A problem consists of the fact that in a more complex RFID read-write station, several antennas are generally hooked up to read-write equipment, connected by coaxial cables, and thus a meaningful self-test, periodic or aperiodic, turns out to be very expensive and time-intensive for each or for one read-write process, which involves all the station components. Additional circuits and control software are required, which make the testing of transmitters and receivers possible.
A meaningful automated self-test of the antennas and their cabling is, then, aside from measuring the coefficients of reflection, not achievable with simple and cost-effective measures, because the effect of the signal quality on a tag and on its back-scattered response signal is complex and is not picked up. Also, no comparison is possible with previous results, because as a rule, the same tag only appears once or a few times at a specific read station.

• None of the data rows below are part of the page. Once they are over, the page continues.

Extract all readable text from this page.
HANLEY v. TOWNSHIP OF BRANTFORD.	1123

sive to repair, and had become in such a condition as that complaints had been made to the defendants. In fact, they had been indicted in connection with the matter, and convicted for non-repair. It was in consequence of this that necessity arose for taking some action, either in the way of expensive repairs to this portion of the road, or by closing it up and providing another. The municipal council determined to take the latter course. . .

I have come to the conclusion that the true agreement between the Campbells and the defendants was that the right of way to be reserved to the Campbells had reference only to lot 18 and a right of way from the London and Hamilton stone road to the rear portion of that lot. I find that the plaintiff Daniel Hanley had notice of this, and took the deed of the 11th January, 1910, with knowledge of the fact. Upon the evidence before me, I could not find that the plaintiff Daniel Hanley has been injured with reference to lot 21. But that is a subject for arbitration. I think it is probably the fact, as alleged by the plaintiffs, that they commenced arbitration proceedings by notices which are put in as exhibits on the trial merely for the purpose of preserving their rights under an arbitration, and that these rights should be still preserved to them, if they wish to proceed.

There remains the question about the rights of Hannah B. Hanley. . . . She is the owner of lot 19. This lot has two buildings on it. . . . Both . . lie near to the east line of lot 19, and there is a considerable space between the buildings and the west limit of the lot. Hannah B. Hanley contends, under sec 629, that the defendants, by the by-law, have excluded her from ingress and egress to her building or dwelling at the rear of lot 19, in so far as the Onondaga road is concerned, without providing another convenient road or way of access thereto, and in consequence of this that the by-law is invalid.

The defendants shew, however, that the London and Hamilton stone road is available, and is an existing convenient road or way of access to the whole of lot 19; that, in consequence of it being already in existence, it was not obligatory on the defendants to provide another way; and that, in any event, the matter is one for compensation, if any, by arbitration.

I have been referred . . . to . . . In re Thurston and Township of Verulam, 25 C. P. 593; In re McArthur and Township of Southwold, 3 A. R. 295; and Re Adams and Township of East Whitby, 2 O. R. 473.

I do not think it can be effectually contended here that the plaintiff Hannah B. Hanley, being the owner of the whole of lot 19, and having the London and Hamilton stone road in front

The level of interference signals or their spectral distribution can be determined in the receiver, but not its effect on the quality of data monitoring to and from a tag. In particular, no information is obtained on the direct effect of interferences originating outside the RFID application on the operational channel used or of its neighboring channels upon the quality of the read/write data transmitted during operation. Also, in the so-called dense-reader mode, with more closely packed RFID read/write stations, the deterioration in quality of the results read due to the many carrier signals sent simultaneously is not directly measurable. In exactly the same way, the correct allocation of antennas set up at an operational site is not automatically verified after installation has occurred.